Victor was a very aggressive pilot, who attacked German aircraft whenever and wherever he found them, regardless of the circumstances. As a result, he was wounded several times. On 23 June, Victor attacked an enemy fighter and, during the attack, was jumped by three more enemy fighters. Even with those odds, Victor did not withdraw and his plane was severely damaged and out of control. French soldiers on the ground later reported that they saw a Nieuport streaking earthward with the pilot's head slumped over the side of the cockpit. They said the Nieuport fell apart in the air and crashed to earth six kilometers inside enemy lines. Although his body was not recovered, a funeral service for Sergeant Victor Chapman was held in the American Church at Paris on 4 July 1916 as a part of the American Independence Day service. He was twenty-seven years old at the time of his death and the first American aviator to be killed in World War One.

After the war, remains that were initially believed to be Chapman's were exhumed near where he had fallen.
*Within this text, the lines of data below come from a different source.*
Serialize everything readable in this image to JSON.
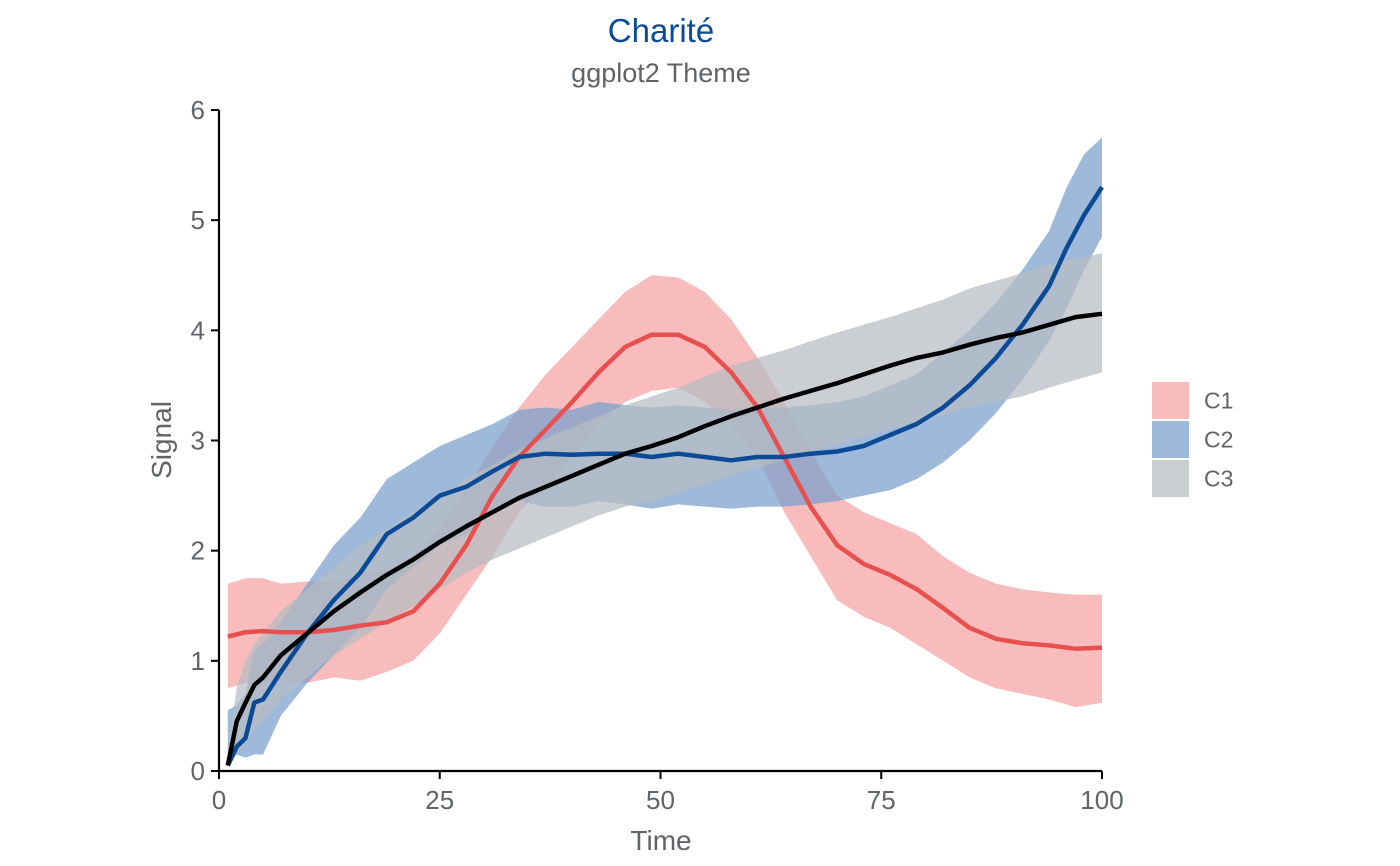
{
  "chart_data": {
    "type": "area",
    "title": "Charité",
    "subtitle": "ggplot2 Theme",
    "xlabel": "Time",
    "ylabel": "Signal",
    "xlim": [
      0,
      100
    ],
    "ylim": [
      0,
      6
    ],
    "xticks": [
      0,
      25,
      50,
      75,
      100
    ],
    "yticks": [
      0,
      1,
      2,
      3,
      4,
      5,
      6
    ],
    "xtick_labels": [
      "0",
      "25",
      "50",
      "75",
      "100"
    ],
    "ytick_labels": [
      "0",
      "1",
      "2",
      "3",
      "4",
      "5",
      "6"
    ],
    "grid": false,
    "legend_position": "right",
    "colors": {
      "title": "#0A4A96",
      "text": "#5F6469",
      "axis": "#000000"
    },
    "series": [
      {
        "name": "C1",
        "line_color": "#E8504F",
        "band_color": "#F4A6A4",
        "band_opacity": 0.75,
        "x": [
          1,
          3,
          5,
          7,
          10,
          13,
          16,
          19,
          22,
          25,
          28,
          31,
          34,
          37,
          40,
          43,
          46,
          49,
          52,
          55,
          58,
          61,
          64,
          67,
          70,
          73,
          76,
          79,
          82,
          85,
          88,
          91,
          94,
          97,
          100
        ],
        "y": [
          1.22,
          1.26,
          1.27,
          1.26,
          1.26,
          1.28,
          1.32,
          1.35,
          1.45,
          1.7,
          2.05,
          2.5,
          2.85,
          3.1,
          3.35,
          3.62,
          3.85,
          3.96,
          3.96,
          3.85,
          3.62,
          3.3,
          2.85,
          2.4,
          2.05,
          1.88,
          1.78,
          1.65,
          1.48,
          1.3,
          1.2,
          1.16,
          1.14,
          1.11,
          1.12
        ],
        "lower": [
          0.75,
          0.8,
          0.8,
          0.82,
          0.8,
          0.85,
          0.82,
          0.9,
          1.0,
          1.25,
          1.6,
          1.95,
          2.35,
          2.6,
          2.85,
          3.15,
          3.35,
          3.45,
          3.48,
          3.35,
          3.15,
          2.85,
          2.35,
          1.95,
          1.55,
          1.4,
          1.3,
          1.15,
          1.0,
          0.85,
          0.75,
          0.7,
          0.65,
          0.58,
          0.62
        ],
        "upper": [
          1.7,
          1.75,
          1.75,
          1.7,
          1.72,
          1.72,
          1.78,
          1.82,
          1.95,
          2.2,
          2.55,
          2.95,
          3.3,
          3.6,
          3.85,
          4.1,
          4.35,
          4.5,
          4.48,
          4.35,
          4.1,
          3.75,
          3.35,
          2.9,
          2.5,
          2.35,
          2.25,
          2.15,
          1.95,
          1.8,
          1.7,
          1.65,
          1.62,
          1.6,
          1.6
        ]
      },
      {
        "name": "C2",
        "line_color": "#0A4A96",
        "band_color": "#7EA2CE",
        "band_opacity": 0.75,
        "x": [
          1,
          2,
          3,
          4,
          5,
          7,
          10,
          13,
          16,
          19,
          22,
          25,
          28,
          31,
          34,
          37,
          40,
          43,
          46,
          49,
          52,
          55,
          58,
          61,
          64,
          67,
          70,
          73,
          76,
          79,
          82,
          85,
          88,
          91,
          94,
          96,
          98,
          100
        ],
        "y": [
          0.05,
          0.22,
          0.3,
          0.62,
          0.65,
          0.9,
          1.25,
          1.55,
          1.8,
          2.15,
          2.3,
          2.5,
          2.58,
          2.72,
          2.85,
          2.88,
          2.87,
          2.88,
          2.88,
          2.85,
          2.88,
          2.85,
          2.82,
          2.85,
          2.85,
          2.88,
          2.9,
          2.95,
          3.05,
          3.15,
          3.3,
          3.5,
          3.75,
          4.05,
          4.4,
          4.75,
          5.05,
          5.3
        ],
        "lower": [
          0.1,
          0.15,
          0.12,
          0.15,
          0.15,
          0.5,
          0.8,
          1.05,
          1.3,
          1.65,
          1.85,
          2.05,
          2.15,
          2.35,
          2.45,
          2.4,
          2.4,
          2.45,
          2.42,
          2.38,
          2.42,
          2.4,
          2.38,
          2.4,
          2.4,
          2.42,
          2.45,
          2.5,
          2.55,
          2.65,
          2.8,
          3.0,
          3.25,
          3.55,
          3.9,
          4.2,
          4.55,
          4.85
        ],
        "upper": [
          0.55,
          0.6,
          0.7,
          1.1,
          1.15,
          1.35,
          1.7,
          2.05,
          2.3,
          2.65,
          2.8,
          2.95,
          3.05,
          3.15,
          3.28,
          3.3,
          3.28,
          3.35,
          3.32,
          3.3,
          3.32,
          3.3,
          3.28,
          3.3,
          3.3,
          3.32,
          3.35,
          3.4,
          3.5,
          3.6,
          3.8,
          4.0,
          4.25,
          4.55,
          4.9,
          5.3,
          5.6,
          5.75
        ]
      },
      {
        "name": "C3",
        "line_color": "#000000",
        "band_color": "#B7BDC2",
        "band_opacity": 0.72,
        "x": [
          1,
          2,
          3,
          4,
          5,
          7,
          10,
          13,
          16,
          19,
          22,
          25,
          28,
          31,
          34,
          37,
          40,
          43,
          46,
          49,
          52,
          55,
          58,
          61,
          64,
          67,
          70,
          73,
          76,
          79,
          82,
          85,
          88,
          91,
          94,
          97,
          100
        ],
        "y": [
          0.05,
          0.45,
          0.62,
          0.78,
          0.85,
          1.05,
          1.25,
          1.45,
          1.62,
          1.78,
          1.92,
          2.08,
          2.22,
          2.35,
          2.48,
          2.58,
          2.68,
          2.78,
          2.88,
          2.95,
          3.03,
          3.13,
          3.22,
          3.3,
          3.38,
          3.45,
          3.52,
          3.6,
          3.68,
          3.75,
          3.8,
          3.87,
          3.93,
          3.98,
          4.05,
          4.12,
          4.15
        ],
        "lower": [
          0.05,
          0.15,
          0.25,
          0.38,
          0.45,
          0.65,
          0.85,
          1.05,
          1.2,
          1.35,
          1.5,
          1.65,
          1.8,
          1.92,
          2.02,
          2.12,
          2.22,
          2.32,
          2.4,
          2.45,
          2.52,
          2.6,
          2.68,
          2.75,
          2.82,
          2.9,
          2.96,
          3.03,
          3.1,
          3.17,
          3.23,
          3.3,
          3.35,
          3.4,
          3.48,
          3.55,
          3.62
        ],
        "upper": [
          0.2,
          0.75,
          1.0,
          1.15,
          1.25,
          1.45,
          1.65,
          1.85,
          2.05,
          2.2,
          2.35,
          2.5,
          2.65,
          2.78,
          2.92,
          3.02,
          3.12,
          3.22,
          3.32,
          3.4,
          3.48,
          3.58,
          3.68,
          3.75,
          3.82,
          3.9,
          3.98,
          4.05,
          4.12,
          4.2,
          4.28,
          4.38,
          4.45,
          4.52,
          4.6,
          4.65,
          4.7
        ]
      }
    ]
  }
}
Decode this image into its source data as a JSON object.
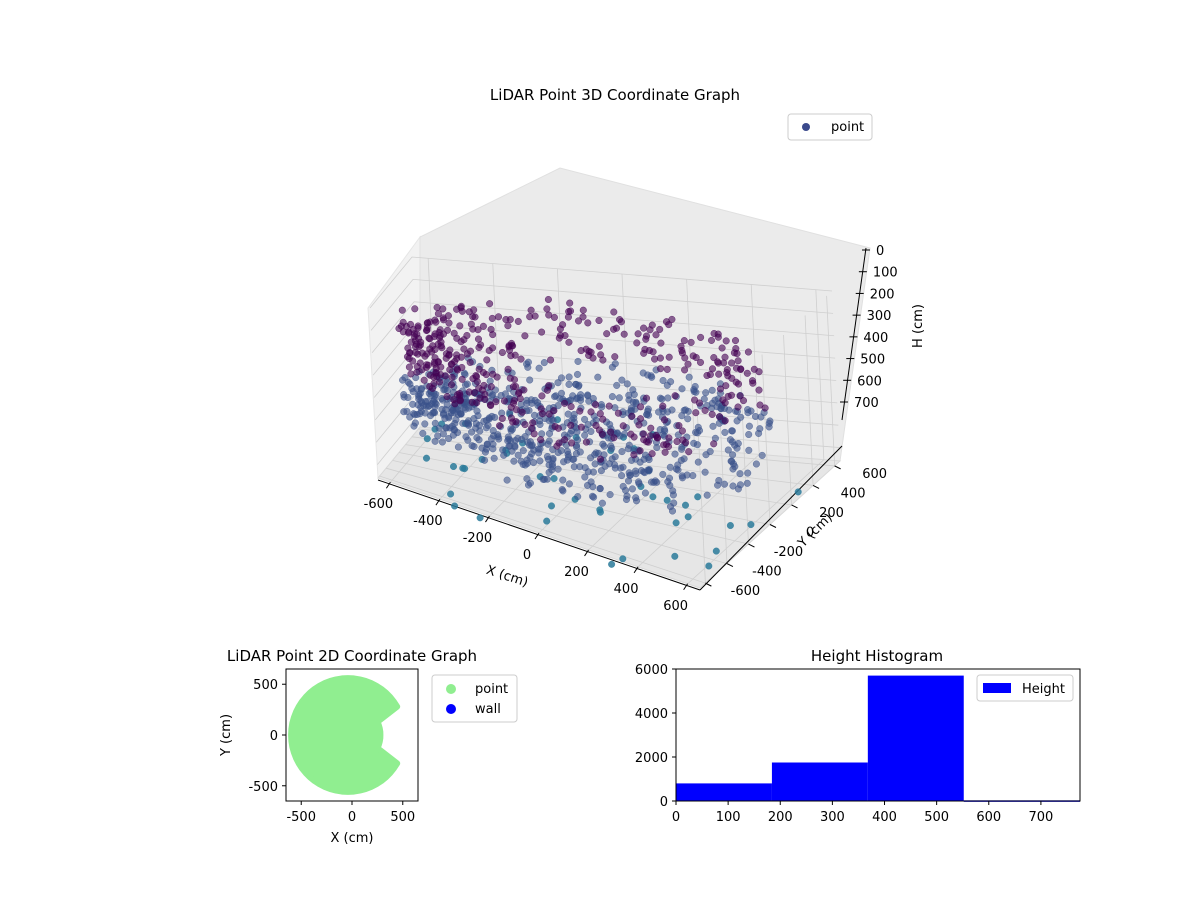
{
  "chart_data": [
    {
      "type": "scatter",
      "title": "LiDAR Point 3D Coordinate Graph",
      "xlabel": "X (cm)",
      "ylabel": "Y (cm)",
      "zlabel": "H (cm)",
      "xticks": [
        "-600",
        "-400",
        "-200",
        "0",
        "200",
        "400",
        "600"
      ],
      "yticks": [
        "-600",
        "-400",
        "-200",
        "0",
        "200",
        "400",
        "600"
      ],
      "zticks": [
        "0",
        "100",
        "200",
        "300",
        "400",
        "500",
        "600",
        "700"
      ],
      "xlim": [
        -650,
        650
      ],
      "ylim": [
        -650,
        650
      ],
      "zlim": [
        0,
        760
      ],
      "z_inverted": true,
      "legend": {
        "entries": [
          "point"
        ],
        "position": "top-right"
      },
      "colormap": [
        "#440154",
        "#3b528b",
        "#21918c"
      ],
      "series": [
        {
          "name": "point",
          "shape": "ring-shaped room scan, radius approx 500-650 cm, heights approx 100-600 cm, plus a central floor patch at approx 480 cm and scattered outliers",
          "x": [
            -600,
            -450,
            -300,
            -150,
            0,
            150,
            300,
            450,
            600,
            0,
            -200,
            200
          ],
          "y": [
            0,
            400,
            550,
            600,
            620,
            580,
            500,
            350,
            0,
            -600,
            -550,
            -550
          ],
          "z": [
            480,
            400,
            350,
            300,
            280,
            300,
            350,
            420,
            500,
            560,
            540,
            540
          ]
        }
      ]
    },
    {
      "type": "scatter",
      "title": "LiDAR Point 2D Coordinate Graph",
      "xlabel": "X (cm)",
      "ylabel": "Y (cm)",
      "xticks": [
        "-500",
        "0",
        "500"
      ],
      "yticks": [
        "-500",
        "0",
        "500"
      ],
      "xlim": [
        -650,
        650
      ],
      "ylim": [
        -650,
        650
      ],
      "legend": {
        "entries": [
          "point",
          "wall"
        ],
        "position": "outside-right"
      },
      "series": [
        {
          "name": "point",
          "color": "#90ee90"
        },
        {
          "name": "wall",
          "color": "#0000ff"
        }
      ]
    },
    {
      "type": "bar",
      "title": "Height Histogram",
      "xticks": [
        "0",
        "100",
        "200",
        "300",
        "400",
        "500",
        "600",
        "700"
      ],
      "yticks": [
        "0",
        "2000",
        "4000",
        "6000"
      ],
      "xlim": [
        0,
        775
      ],
      "ylim": [
        0,
        6000
      ],
      "legend": {
        "entries": [
          "Height"
        ],
        "position": "top-right"
      },
      "series": [
        {
          "name": "Height",
          "color": "#0000ff",
          "bin_edges": [
            0,
            184,
            368,
            552,
            775
          ],
          "values": [
            800,
            1750,
            5700,
            30
          ]
        }
      ]
    }
  ]
}
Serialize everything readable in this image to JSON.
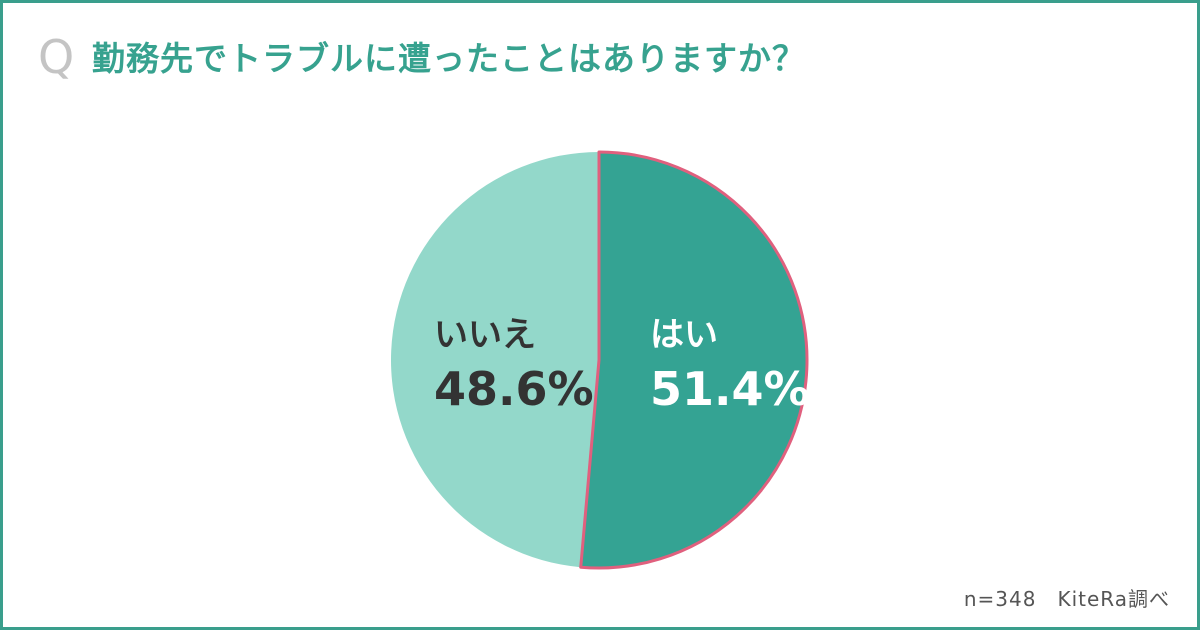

However, the dental chart of the skull proved the remains were not Victor's. Despite this evidence, the remains were reinterred in the American Cemetery at Romagne under Chapman's name. As a result, the remains in that grave were not moved to the Lafayette Escadrille Memorial near Paris and the crypt bearing Chapman's name remains empty.

Medals and Awards

Medaille Militaire (France)
Croix de Guerre with 2 Palms (France)

Death

Victor Emmanuel Chapman was killed in action on 23 June 1916 in Meuse Champagne-Ardenne Region, France. His remains were never recovered. A grave bearing another man's remains under a headstone with Chapman's name, is located at the Meuse-Argonne American Cemetery and Memorial in Romagne, France.

A cenotaph in Chapman's memory is located at St. Matthew's Episcopal Cemetery in Bedford, NY.